The more than 200 panels in the project represent friends, neighbors, and co-workers from the Roseland neighborhood on Chicago’s South Side. Regardless of the way society defines a person’s status, Bakker’s goal is to demonstrate the unique value and dignity of each individual, the intersecting networks that they inhabit, and their contribution to the Roseland neighborhood’s rich social fabric. Taken together, the portraits represent a community in a state of imperfect order, with each member helping to support the whole.
During an artist lecture on Feb. 3, Bakker discussed his process and calling as an artist. As he told the audience, the portraits represent how everyone is made in God’s image. After all, it takes as much time to paint a portrait of a Chicago alderman as it does to paint a portrait of an indigent resident in that alderman’s ward. “It’s a metaphor for how God pays attention to each of us individuals,” Bakker said. “We are all equal, and we all matter.”
The project is one of several initiatives for which Trinity received a grant from the Council for Christian Colleges & Universities (CCCU), which connects the College to the Roseland neighborhood.

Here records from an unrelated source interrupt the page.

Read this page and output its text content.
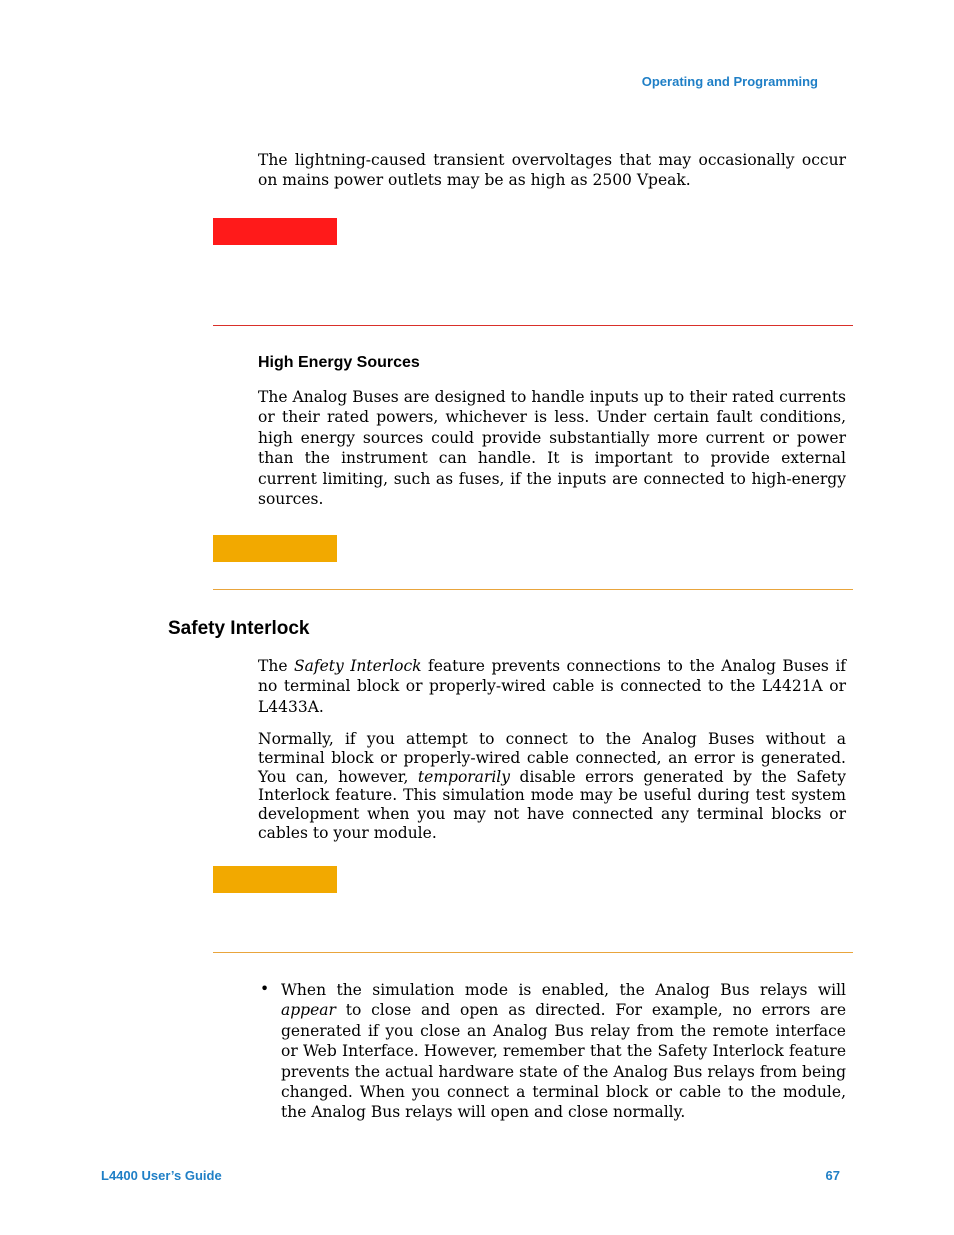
Operating and Programming

The lightning-caused transient overvoltages that may occasionally occur on mains power outlets may be as high as 2500 Vpeak.

High Energy Sources

The Analog Buses are designed to handle inputs up to their rated currents or their rated powers, whichever is less. Under certain fault conditions, high energy sources could provide substantially more current or power than the instrument can handle. It is important to provide external current limiting, such as fuses, if the inputs are connected to high-energy sources.

Safety Interlock

The Safety Interlock feature prevents connections to the Analog Buses if no terminal block or properly-wired cable is connected to the L4421A or L4433A.

Normally, if you attempt to connect to the Analog Buses without a terminal block or properly-wired cable connected, an error is generated. You can, however, temporarily disable errors generated by the Safety Interlock feature. This simulation mode may be useful during test system development when you may not have connected any terminal blocks or cables to your module.

• When the simulation mode is enabled, the Analog Bus relays will appear to close and open as directed. For example, no errors are generated if you close an Analog Bus relay from the remote interface or Web Interface. However, remember that the Safety Interlock feature prevents the actual hardware state of the Analog Bus relays from being changed. When you connect a terminal block or cable to the module, the Analog Bus relays will open and close normally.

L4400 User’s Guide	67
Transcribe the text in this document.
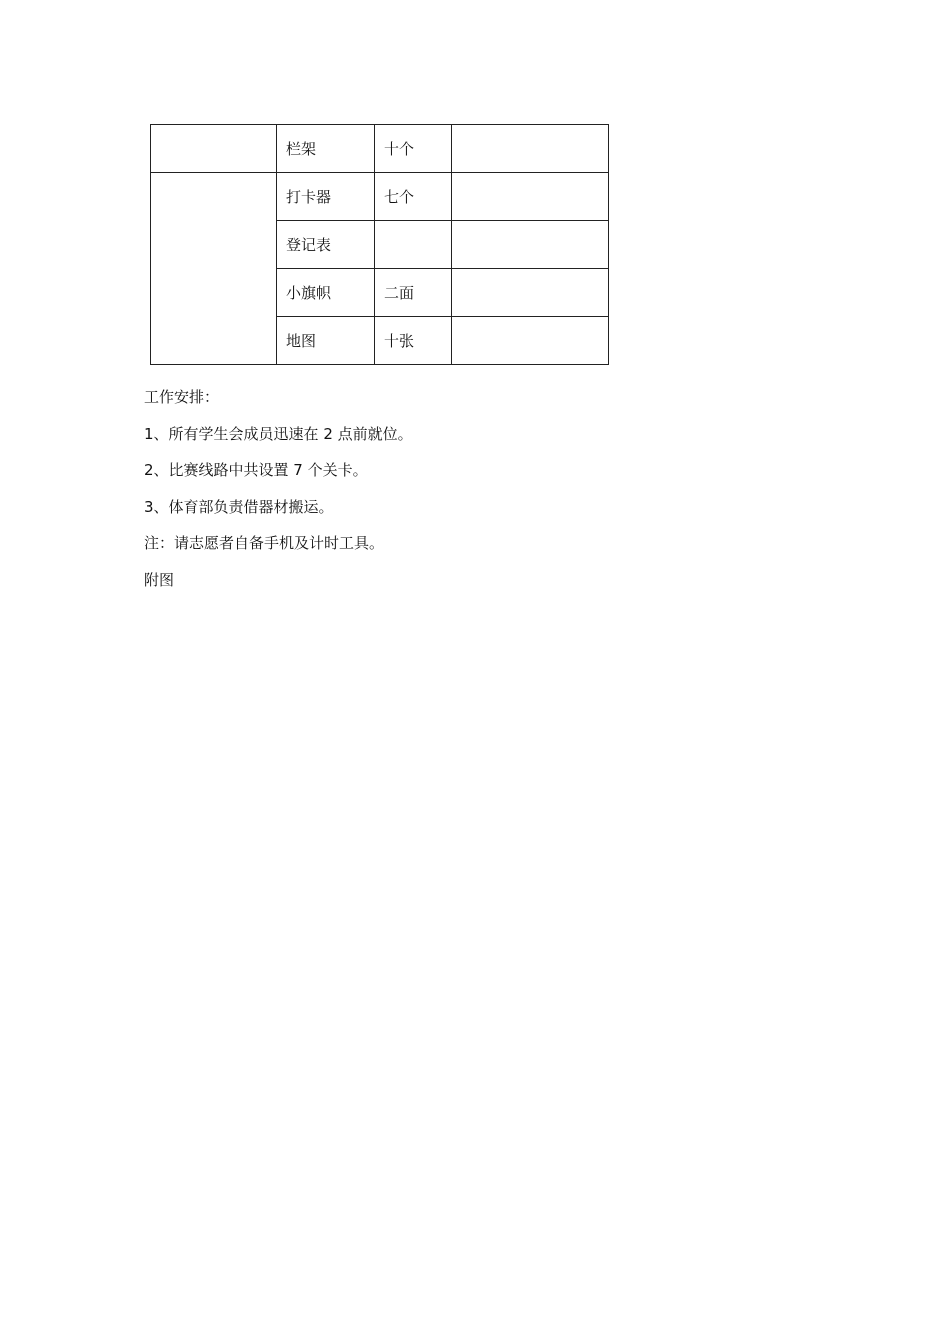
	栏架	十个	
	打卡器	七个	
	登记表		
	小旗帜	二面	
	地图	十张	

工作安排：

1、所有学生会成员迅速在 2 点前就位。

2、比赛线路中共设置 7 个关卡。

3、体育部负责借器材搬运。

注：请志愿者自备手机及计时工具。

附图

The Roseland Portrait Project will next travel to the CCCU International Forum in Dallas, from Feb. 11-13. The forum represents the largest gathering of Christian higher education community.
About the Seerveld Gallery
The Seerveld Gallery, located in Trinity’s Art & Communication Center, exhibits a cross section of work and viewpoints from across the art world. The gallery presents shows by professional artists each year, from internationally known artists to Chicago artists.